Observation Of Repetition-Rate Dependent Emission From an Un-Gated Thermionic Cathode RF Gun
J.P. Edelen (Fermilab) Y. Sun (Argonne) J.R. Harris (Air Force, Research Lab) J.W. Lewellen (Los Alamos)

TL;DR
This study investigates how RF repetition rate affects emission in an un-gated thermionic cathode RF gun, revealing an inverse relationship contrary to existing models, likely due to cathode surface damage.
Contribution
The paper presents experimental evidence of an inverse relationship between RF repetition rate and average current, challenging existing theories and highlighting cathode surface degradation effects.
Findings
Inverse relationship observed between RF repetition rate and average current
Cathode surface damage impacts emission behavior
Challenges identified for scaling high-current RF guns
Abstract
Recent work at Fermilab in collaboration with the Advanced Photon Source and members of other national labs, designed an experiment to study the relationship between the RF repetition rate and the average current per RF pulse.

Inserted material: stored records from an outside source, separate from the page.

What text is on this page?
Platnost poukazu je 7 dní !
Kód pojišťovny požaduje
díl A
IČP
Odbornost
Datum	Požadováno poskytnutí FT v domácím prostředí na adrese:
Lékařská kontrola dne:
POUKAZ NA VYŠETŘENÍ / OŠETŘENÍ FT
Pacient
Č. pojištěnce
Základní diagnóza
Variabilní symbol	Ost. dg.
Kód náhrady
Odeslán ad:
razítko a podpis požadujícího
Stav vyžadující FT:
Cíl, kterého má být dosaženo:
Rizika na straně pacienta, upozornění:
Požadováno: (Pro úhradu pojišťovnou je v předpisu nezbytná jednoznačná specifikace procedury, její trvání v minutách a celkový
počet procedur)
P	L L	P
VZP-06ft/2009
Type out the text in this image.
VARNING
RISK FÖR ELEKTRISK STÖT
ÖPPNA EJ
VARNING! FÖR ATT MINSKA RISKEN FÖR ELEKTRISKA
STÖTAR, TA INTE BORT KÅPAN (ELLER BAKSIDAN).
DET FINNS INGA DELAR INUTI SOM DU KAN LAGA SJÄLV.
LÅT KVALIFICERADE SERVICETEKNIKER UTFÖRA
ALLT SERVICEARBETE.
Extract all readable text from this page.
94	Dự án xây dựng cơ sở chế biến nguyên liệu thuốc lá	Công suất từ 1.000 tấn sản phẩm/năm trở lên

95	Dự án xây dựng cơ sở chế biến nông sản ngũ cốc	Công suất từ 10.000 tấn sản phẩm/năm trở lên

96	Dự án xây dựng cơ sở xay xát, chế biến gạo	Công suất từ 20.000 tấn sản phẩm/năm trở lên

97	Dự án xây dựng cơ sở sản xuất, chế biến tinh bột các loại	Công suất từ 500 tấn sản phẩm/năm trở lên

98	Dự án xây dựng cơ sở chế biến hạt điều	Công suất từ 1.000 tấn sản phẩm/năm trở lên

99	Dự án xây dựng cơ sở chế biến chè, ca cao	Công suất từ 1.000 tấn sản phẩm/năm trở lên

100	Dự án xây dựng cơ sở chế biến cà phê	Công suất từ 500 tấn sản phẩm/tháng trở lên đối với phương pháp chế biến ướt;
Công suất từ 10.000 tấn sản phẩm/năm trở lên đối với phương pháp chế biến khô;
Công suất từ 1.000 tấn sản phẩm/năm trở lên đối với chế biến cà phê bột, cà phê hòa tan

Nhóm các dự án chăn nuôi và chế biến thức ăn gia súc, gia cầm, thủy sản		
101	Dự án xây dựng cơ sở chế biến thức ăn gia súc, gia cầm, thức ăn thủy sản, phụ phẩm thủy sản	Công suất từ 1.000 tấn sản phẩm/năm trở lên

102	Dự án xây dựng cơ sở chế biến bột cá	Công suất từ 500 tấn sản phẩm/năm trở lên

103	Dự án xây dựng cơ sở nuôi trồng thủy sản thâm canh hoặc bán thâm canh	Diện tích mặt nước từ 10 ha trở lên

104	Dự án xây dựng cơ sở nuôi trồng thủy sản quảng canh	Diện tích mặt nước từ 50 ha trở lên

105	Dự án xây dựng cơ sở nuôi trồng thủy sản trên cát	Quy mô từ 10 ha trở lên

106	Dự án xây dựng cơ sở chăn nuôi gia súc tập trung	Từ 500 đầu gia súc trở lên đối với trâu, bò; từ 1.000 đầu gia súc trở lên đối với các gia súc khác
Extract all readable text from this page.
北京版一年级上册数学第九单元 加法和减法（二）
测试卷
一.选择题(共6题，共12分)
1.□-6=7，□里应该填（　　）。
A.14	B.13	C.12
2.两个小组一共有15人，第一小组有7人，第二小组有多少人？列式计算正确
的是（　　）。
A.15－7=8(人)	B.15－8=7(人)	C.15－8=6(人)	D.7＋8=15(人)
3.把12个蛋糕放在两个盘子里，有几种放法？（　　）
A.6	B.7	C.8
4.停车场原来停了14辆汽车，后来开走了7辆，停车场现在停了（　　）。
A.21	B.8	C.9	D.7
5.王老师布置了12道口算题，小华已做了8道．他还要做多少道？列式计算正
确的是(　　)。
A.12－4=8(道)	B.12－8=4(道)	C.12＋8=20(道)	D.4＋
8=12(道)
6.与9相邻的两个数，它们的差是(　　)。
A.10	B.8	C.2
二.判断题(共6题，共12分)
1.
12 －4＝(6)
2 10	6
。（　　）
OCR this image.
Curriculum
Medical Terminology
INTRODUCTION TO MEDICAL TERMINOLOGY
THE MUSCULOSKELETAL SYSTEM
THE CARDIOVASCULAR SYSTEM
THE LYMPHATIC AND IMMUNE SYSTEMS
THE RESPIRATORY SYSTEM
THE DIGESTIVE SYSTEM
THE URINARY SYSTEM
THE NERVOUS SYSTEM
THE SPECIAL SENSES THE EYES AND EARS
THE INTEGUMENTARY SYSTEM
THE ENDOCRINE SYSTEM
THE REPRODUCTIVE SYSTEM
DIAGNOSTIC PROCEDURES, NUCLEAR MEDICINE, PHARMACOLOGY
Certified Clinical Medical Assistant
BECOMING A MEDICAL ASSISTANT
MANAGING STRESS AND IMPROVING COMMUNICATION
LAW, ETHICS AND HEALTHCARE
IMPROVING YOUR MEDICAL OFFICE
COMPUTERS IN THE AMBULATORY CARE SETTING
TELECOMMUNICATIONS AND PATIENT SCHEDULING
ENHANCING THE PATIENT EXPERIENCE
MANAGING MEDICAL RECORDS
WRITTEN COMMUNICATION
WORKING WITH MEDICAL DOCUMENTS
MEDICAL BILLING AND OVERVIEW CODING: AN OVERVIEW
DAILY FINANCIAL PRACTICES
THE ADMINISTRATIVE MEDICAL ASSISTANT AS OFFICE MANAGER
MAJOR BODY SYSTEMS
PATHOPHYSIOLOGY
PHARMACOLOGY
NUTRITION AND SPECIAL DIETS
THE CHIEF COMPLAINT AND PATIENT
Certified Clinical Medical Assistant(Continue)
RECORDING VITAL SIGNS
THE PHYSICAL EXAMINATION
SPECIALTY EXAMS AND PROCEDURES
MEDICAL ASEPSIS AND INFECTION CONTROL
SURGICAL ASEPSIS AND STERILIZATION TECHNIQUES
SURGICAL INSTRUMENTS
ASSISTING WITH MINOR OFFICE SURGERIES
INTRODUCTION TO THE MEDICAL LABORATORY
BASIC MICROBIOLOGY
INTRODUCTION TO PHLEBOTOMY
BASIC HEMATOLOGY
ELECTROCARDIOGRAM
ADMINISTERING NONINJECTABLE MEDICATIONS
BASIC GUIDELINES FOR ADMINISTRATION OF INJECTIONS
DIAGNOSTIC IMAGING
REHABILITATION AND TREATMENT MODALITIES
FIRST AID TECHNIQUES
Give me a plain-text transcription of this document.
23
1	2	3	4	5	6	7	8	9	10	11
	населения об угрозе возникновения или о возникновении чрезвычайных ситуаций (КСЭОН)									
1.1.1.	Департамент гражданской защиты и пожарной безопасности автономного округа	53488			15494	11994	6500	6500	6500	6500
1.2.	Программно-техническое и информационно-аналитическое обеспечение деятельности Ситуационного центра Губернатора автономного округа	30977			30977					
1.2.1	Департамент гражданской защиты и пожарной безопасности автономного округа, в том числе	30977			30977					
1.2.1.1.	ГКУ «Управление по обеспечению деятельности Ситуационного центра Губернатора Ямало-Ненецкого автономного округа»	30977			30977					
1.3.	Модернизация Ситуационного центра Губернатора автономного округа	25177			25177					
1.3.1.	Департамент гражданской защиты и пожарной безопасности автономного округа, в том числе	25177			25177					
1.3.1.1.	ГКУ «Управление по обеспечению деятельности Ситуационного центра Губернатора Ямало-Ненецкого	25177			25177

While existing models anticipate a direct relationship between these two parameters we observed an inverse relationship. We believe this is a result of damage to the barium coating on the cathode surface caused by a change in back-bombardment power that is unaccounted for in the existing theories. These observations shed new light on the challenges and fundamental limitations associated with scaling an un-gated thermionic cathode RF gun to high average current machines.